Programming for the Game Boy

[Aran Falcord]

Hey there!

I'm studying electronic engineering and I think I know enough about assembler language and CPU architectures to start fiddling with my old stuff a bit (which is not much, but I want to get practical).

There's a perfectly working Game Boy laying around here, which I would like to work with. I have a document with the instructions, datapath, memory maps and so forth but to be honest I'm a little lost on how to start.

I'm at a curious situation of "okay, I know how this thing works, now what?". What kinds of software/hardware would you use? How does one load his own programs into such an archaic machine? Are there custom flash cartridges or do I need to rewire the thing to somehow access the RAM directly?

Thank you!

 

[imagoon]

You write code, and load it on the a flash cartridge. You will likely never find a dev gameboy to work with so you won't be able to attach to the device for debugging. Some of the emulators out there can do that though and you may have better luck using those.

Like this:

http://devkits.handheldmuseum.com/GB_Wideboy.htm

 

[exdeath]

I'd recommended Gameboy Advance instead. The 32 bit ARM7 core and standard 15/16bit RGBA formats are much friendlier to work with, and the emulator Visual Boy Advance is a fully featured debugger which allows viewing all graphics, registers, memory, code, stepping and tracing, etc to test and verify correct operation before you waste time flashing to hardware.

The original GB architecture is pretty "hacked" and limited and won't be as nice to follow for someone learning. You'll be spending more time trying to figure out strange and irrelevant graphics formats, etc, rather than learning how to code.

The basic idea though is you assemble some code, put the binary in the cartridge at the location that cooresponds to the devices RESET address, and it runs your code. You'll need to get intimate with the specialized display hardware (tiles and screen maps and palettes rather than pixels) in order to see results (in VBA you can view BG tiles/OAMs/VRAM to verify you are loading them correctly while troubleshooting, etc). Code and data are all stored together in the flat linear address space of the ROM cart. RAM is only used for variables, arrays, lists, stack/heap, etc.

Your first program will only be a few instructions. Something like setting a display mode, enabling a BG, and changing the default BG color in the palette to set the screen to another color so that you can see the effect and know your program is running correctly.

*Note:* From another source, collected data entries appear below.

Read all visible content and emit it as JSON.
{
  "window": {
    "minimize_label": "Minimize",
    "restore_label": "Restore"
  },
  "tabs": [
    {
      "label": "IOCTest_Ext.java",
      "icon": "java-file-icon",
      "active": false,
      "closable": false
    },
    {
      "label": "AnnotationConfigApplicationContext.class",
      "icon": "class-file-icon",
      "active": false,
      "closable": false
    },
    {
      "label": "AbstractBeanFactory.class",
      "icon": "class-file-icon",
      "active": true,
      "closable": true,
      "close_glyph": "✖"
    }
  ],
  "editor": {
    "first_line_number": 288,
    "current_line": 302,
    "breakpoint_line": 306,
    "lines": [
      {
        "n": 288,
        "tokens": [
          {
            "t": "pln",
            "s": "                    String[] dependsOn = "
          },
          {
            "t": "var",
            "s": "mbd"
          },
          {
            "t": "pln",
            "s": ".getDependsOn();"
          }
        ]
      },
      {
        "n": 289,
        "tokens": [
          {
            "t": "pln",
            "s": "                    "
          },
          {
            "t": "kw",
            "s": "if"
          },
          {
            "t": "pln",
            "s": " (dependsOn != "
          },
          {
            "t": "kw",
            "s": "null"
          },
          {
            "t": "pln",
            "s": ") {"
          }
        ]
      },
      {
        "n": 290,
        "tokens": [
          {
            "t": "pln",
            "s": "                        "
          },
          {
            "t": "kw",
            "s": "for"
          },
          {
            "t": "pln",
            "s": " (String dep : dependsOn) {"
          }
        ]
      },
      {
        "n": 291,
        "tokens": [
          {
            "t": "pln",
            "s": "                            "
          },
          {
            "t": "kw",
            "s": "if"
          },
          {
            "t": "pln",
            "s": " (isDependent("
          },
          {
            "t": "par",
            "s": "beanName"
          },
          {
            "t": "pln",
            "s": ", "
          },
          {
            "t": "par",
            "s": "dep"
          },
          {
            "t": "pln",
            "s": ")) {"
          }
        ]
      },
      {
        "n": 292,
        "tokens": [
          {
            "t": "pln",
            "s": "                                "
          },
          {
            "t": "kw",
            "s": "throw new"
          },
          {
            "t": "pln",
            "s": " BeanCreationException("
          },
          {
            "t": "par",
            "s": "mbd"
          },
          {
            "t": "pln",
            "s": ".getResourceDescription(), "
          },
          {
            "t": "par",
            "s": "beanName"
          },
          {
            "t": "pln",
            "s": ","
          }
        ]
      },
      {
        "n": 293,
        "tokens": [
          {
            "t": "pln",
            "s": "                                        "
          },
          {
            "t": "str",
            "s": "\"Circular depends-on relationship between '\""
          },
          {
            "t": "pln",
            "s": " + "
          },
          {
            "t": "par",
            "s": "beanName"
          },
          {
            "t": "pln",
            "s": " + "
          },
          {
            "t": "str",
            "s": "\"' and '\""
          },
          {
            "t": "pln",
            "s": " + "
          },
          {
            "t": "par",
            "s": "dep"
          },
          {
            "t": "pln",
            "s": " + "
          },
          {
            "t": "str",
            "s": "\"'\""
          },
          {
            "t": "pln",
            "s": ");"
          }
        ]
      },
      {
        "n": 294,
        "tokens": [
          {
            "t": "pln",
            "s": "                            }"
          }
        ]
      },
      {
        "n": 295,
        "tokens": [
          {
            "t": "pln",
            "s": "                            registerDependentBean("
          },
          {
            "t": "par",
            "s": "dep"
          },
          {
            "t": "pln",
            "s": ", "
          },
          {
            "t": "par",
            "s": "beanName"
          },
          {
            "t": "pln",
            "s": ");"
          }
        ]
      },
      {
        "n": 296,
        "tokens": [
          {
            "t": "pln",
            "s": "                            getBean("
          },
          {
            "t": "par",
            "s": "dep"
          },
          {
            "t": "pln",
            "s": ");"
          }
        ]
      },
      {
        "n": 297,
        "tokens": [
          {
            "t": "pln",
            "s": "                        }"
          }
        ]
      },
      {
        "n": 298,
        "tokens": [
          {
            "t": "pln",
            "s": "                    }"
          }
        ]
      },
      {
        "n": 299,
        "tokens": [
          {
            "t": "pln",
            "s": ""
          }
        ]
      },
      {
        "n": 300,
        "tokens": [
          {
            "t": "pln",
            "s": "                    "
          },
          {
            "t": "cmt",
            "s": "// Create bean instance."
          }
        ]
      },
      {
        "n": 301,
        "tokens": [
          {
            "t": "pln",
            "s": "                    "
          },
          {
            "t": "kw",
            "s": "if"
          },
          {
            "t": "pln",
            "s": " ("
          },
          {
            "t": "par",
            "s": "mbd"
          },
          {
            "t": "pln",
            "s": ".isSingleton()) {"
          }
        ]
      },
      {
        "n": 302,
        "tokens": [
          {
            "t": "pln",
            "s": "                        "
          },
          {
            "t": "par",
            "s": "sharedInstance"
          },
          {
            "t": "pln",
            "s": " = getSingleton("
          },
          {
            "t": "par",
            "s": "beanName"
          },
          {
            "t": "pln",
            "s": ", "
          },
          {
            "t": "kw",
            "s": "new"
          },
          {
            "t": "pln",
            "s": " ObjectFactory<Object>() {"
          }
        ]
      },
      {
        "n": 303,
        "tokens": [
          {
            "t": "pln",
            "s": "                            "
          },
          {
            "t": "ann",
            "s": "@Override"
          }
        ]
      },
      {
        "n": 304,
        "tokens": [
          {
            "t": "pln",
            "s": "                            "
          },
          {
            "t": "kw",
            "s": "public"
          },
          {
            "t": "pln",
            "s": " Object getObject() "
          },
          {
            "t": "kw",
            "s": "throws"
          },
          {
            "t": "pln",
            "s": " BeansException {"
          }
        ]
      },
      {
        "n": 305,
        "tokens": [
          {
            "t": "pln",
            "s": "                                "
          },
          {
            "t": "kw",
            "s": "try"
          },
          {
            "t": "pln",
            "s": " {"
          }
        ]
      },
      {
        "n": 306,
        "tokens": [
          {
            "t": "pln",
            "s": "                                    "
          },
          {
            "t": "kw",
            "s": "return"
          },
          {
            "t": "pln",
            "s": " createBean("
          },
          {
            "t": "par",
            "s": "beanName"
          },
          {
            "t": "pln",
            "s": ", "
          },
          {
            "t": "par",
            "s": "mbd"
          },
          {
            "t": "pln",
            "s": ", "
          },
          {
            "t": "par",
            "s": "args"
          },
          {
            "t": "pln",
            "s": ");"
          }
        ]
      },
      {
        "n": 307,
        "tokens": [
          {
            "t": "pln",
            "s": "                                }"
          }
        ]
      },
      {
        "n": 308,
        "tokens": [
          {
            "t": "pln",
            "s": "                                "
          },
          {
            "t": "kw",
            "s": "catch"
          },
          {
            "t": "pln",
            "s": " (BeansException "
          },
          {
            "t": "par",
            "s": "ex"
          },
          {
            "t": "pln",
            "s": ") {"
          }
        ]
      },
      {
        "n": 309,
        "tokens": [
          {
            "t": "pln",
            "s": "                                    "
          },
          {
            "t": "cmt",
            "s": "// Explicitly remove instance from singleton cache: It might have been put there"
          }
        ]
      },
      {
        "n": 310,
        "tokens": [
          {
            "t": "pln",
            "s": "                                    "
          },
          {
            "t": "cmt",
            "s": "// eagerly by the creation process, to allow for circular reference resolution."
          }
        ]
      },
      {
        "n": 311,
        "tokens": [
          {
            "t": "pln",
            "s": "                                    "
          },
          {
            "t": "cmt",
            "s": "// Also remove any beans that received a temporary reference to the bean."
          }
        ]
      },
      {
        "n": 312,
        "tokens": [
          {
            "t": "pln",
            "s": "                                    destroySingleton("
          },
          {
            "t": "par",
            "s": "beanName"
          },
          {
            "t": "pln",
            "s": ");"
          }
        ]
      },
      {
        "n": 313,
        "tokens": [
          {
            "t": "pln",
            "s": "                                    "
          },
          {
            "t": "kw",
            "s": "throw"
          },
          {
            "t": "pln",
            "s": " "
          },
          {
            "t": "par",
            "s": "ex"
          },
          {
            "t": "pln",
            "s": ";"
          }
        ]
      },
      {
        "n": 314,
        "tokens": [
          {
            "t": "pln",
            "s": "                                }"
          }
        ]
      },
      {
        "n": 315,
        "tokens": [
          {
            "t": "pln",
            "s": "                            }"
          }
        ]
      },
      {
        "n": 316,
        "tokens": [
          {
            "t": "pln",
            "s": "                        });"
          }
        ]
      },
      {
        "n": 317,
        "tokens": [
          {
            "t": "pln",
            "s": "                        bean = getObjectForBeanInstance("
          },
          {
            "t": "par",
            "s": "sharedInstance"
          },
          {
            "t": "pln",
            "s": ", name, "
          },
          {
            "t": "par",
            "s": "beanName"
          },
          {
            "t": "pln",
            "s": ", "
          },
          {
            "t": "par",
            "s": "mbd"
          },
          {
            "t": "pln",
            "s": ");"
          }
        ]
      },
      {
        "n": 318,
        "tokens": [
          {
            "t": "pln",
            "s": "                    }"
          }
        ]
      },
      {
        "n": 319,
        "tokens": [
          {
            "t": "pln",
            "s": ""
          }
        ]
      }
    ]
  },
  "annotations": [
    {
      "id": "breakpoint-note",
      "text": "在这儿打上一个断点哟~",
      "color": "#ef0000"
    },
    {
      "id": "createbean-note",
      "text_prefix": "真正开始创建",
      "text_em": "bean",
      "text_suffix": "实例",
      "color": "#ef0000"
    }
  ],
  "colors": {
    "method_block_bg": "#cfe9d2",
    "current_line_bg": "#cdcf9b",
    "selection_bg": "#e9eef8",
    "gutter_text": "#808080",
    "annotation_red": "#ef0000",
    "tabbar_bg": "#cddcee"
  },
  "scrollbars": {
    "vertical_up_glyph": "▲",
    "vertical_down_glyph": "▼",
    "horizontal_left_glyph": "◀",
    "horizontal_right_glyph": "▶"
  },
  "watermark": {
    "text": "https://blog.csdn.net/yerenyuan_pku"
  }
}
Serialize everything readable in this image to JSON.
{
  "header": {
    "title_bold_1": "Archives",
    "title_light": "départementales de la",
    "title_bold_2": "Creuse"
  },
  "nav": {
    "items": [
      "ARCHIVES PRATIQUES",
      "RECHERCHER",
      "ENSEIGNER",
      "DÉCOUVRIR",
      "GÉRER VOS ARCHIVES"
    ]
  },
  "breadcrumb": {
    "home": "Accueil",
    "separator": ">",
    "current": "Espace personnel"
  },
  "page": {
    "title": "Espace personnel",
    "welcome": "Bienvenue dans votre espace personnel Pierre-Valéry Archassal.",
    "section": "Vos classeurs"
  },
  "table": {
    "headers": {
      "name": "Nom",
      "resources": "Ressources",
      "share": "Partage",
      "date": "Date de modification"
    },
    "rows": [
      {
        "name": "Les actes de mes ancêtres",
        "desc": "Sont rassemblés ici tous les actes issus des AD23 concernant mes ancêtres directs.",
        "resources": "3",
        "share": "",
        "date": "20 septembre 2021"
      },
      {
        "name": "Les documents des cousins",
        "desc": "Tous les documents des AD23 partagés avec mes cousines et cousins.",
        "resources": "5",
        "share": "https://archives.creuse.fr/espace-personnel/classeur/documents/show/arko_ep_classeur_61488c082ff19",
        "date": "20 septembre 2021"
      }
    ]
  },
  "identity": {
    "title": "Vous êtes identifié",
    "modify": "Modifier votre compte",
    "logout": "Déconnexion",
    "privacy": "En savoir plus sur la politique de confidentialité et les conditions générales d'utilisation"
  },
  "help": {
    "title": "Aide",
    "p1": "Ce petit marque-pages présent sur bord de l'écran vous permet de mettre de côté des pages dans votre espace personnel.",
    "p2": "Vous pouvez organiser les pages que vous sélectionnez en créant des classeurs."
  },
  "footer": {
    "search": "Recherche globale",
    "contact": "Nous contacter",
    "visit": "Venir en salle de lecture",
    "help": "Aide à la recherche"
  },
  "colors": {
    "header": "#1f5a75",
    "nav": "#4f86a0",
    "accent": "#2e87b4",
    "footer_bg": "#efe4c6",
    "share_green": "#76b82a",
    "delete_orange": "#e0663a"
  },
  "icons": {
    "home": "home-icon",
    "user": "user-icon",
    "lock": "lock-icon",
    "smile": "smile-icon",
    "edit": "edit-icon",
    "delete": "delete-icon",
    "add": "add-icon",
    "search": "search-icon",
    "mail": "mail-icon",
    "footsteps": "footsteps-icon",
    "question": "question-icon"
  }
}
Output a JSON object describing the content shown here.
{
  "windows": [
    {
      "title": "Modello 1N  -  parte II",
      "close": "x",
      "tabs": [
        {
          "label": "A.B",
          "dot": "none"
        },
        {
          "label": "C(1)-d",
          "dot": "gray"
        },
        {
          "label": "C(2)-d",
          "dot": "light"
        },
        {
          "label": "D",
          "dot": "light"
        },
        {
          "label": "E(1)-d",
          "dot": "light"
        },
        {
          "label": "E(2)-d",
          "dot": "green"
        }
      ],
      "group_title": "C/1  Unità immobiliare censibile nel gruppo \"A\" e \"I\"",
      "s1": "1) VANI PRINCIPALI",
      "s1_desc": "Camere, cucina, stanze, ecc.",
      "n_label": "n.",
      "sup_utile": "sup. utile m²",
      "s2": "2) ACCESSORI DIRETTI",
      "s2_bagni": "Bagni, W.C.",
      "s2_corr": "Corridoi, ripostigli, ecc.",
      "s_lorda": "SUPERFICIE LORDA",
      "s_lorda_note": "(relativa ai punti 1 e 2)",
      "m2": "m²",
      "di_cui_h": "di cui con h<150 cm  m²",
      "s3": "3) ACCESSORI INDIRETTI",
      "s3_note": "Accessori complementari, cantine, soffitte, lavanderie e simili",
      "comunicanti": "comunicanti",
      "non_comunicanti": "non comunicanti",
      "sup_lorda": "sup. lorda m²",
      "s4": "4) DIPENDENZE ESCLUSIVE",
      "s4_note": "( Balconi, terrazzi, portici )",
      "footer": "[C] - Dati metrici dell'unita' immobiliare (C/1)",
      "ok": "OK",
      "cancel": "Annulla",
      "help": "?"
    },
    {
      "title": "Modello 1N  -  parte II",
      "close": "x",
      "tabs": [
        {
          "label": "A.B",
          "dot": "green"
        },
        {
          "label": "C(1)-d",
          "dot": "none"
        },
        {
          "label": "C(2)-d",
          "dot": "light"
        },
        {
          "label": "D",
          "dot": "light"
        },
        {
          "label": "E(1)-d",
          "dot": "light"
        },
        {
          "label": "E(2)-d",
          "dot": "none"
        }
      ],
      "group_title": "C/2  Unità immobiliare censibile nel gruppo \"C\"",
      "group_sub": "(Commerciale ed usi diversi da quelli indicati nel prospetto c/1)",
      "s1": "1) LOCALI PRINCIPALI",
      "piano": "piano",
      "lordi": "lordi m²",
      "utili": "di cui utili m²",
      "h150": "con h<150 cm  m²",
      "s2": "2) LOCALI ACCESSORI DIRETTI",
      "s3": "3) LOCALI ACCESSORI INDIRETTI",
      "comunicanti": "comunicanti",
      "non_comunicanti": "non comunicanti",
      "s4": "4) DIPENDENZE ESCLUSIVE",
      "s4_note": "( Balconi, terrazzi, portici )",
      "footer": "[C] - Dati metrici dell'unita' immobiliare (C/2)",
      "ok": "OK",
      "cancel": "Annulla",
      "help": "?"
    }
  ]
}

If you are interested in GBA, I have some old demo sources I can dig up that are pretty well documented. Can't be any help on original GB however.

 

[Aran Falcord]

Thank you guys for the great answers.

I'd recommended Gameboy Advance instead. The 32 bit ARM7 core and standard 15/16bit RGBA formats are much friendlier to work with, and the emulator Visual Boy Advance is a fully featured debugger which allows viewing all graphics, registers, memory, code, stepping and tracing, etc to test and verify correct operation before you waste time flashing to hardware.

The original GB architecture is pretty "hacked" and limited and won't be as nice to follow for someone learning. You'll be spending more time trying to figure out strange and irrelevant graphics formats, etc, rather than learning how to code.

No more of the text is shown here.